Sorry, Hanna , I’m going to stick with political explanations for that Scott Brown victory. I’m no Massachusetts voter, but I am that much-sought-after independent, and I’m disappointed and frustrated with the Senate right now. I wouldn’t have voted for Scott Brown, but I can see why a Massachusetts voter would have voted not against Coakley, but rather against the filibuster-proof Dem majority in the Senate. Brown may be a disaster for health care reform, but if health care reform weren’t looking like such a disaster at the moment, he wouldn’t have been able to take that seat.

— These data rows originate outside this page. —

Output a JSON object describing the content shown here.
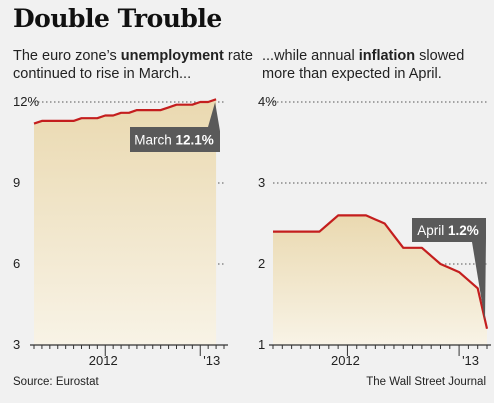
{
  "title": "Double Trouble",
  "subtitle_left": {
    "pre": "The euro zone’s ",
    "bold": "unemployment",
    "post": " rate continued to rise in March..."
  },
  "subtitle_right": {
    "pre": "...while annual ",
    "bold": "inflation",
    "post": " slowed more than expected in April."
  },
  "source": "Source: Eurostat",
  "credit": "The Wall Street Journal",
  "colors": {
    "line": "#c41e1e",
    "fill_top": "#ead9b0",
    "fill_bottom": "#f8f3e6",
    "callout_bg": "#5a5a5a"
  },
  "chart_data": [
    {
      "type": "area",
      "title": "",
      "ylabel": "",
      "ylim": [
        3,
        12
      ],
      "ytick_labels": [
        "12%",
        "9",
        "6",
        "3"
      ],
      "xtick_labels": [
        "2012",
        "'13"
      ],
      "grid": true,
      "annotation": {
        "text": "March ",
        "bold": "12.1%"
      },
      "x": [
        "2011-04",
        "2011-05",
        "2011-06",
        "2011-07",
        "2011-08",
        "2011-09",
        "2011-10",
        "2011-11",
        "2011-12",
        "2012-01",
        "2012-02",
        "2012-03",
        "2012-04",
        "2012-05",
        "2012-06",
        "2012-07",
        "2012-08",
        "2012-09",
        "2012-10",
        "2012-11",
        "2012-12",
        "2013-01",
        "2013-02",
        "2013-03"
      ],
      "values": [
        11.2,
        11.3,
        11.3,
        11.3,
        11.3,
        11.3,
        11.4,
        11.4,
        11.4,
        11.5,
        11.5,
        11.6,
        11.6,
        11.7,
        11.7,
        11.7,
        11.7,
        11.8,
        11.9,
        11.9,
        11.9,
        12.0,
        12.0,
        12.1
      ]
    },
    {
      "type": "area",
      "title": "",
      "ylabel": "",
      "ylim": [
        1,
        4
      ],
      "ytick_labels": [
        "4%",
        "3",
        "2",
        "1"
      ],
      "xtick_labels": [
        "2012",
        "'13"
      ],
      "grid": true,
      "annotation": {
        "text": "April ",
        "bold": "1.2%"
      },
      "x": [
        "2011-05",
        "2011-06",
        "2011-07",
        "2011-08",
        "2011-09",
        "2011-10",
        "2011-11",
        "2011-12",
        "2012-01",
        "2012-02",
        "2012-03",
        "2012-04",
        "2012-05",
        "2012-06",
        "2012-07",
        "2012-08",
        "2012-09",
        "2012-10",
        "2012-11",
        "2012-12",
        "2013-01",
        "2013-02",
        "2013-03",
        "2013-04"
      ],
      "values": [
        2.4,
        2.4,
        2.4,
        2.4,
        2.4,
        2.4,
        2.5,
        2.6,
        2.6,
        2.6,
        2.6,
        2.55,
        2.5,
        2.35,
        2.2,
        2.2,
        2.2,
        2.1,
        2.0,
        1.95,
        1.9,
        1.8,
        1.7,
        1.2
      ]
    }
  ]
}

The level of frustration everywhere-Republicans, Democrats and in-between-is enormous, and it comes from things like the perception that a hold-out senator can ensure that his state won’t pay for health care reform, and a general sense that whatever’s in whichever bill the House or the Senate or somebody is trying to pass now won’t really do what most voters wanted: provide (somehow) health care coverage for everyone. I’m intentionally not getting specific because I don’t think many voters did.
I talked this morning to a friend who’s active in local Democratic politics, and she put Brown’s victory down to Coakley’s failure. I think that’s a mistake, although, as Christopher Beam pointed out in Slate , without exit polls we’ll never know. But thanks to the magic of imprecise television advertising targeting, this New Hampshire resident can tell you that there’s no way any Massachusetts voter who watched, say, American Idol didn’t know what was at stake here. Those Democrats and independents knew that there was a lot riding on this for the president and the Senate’s coming agenda-and they either stayed home or they actively got up and voted no.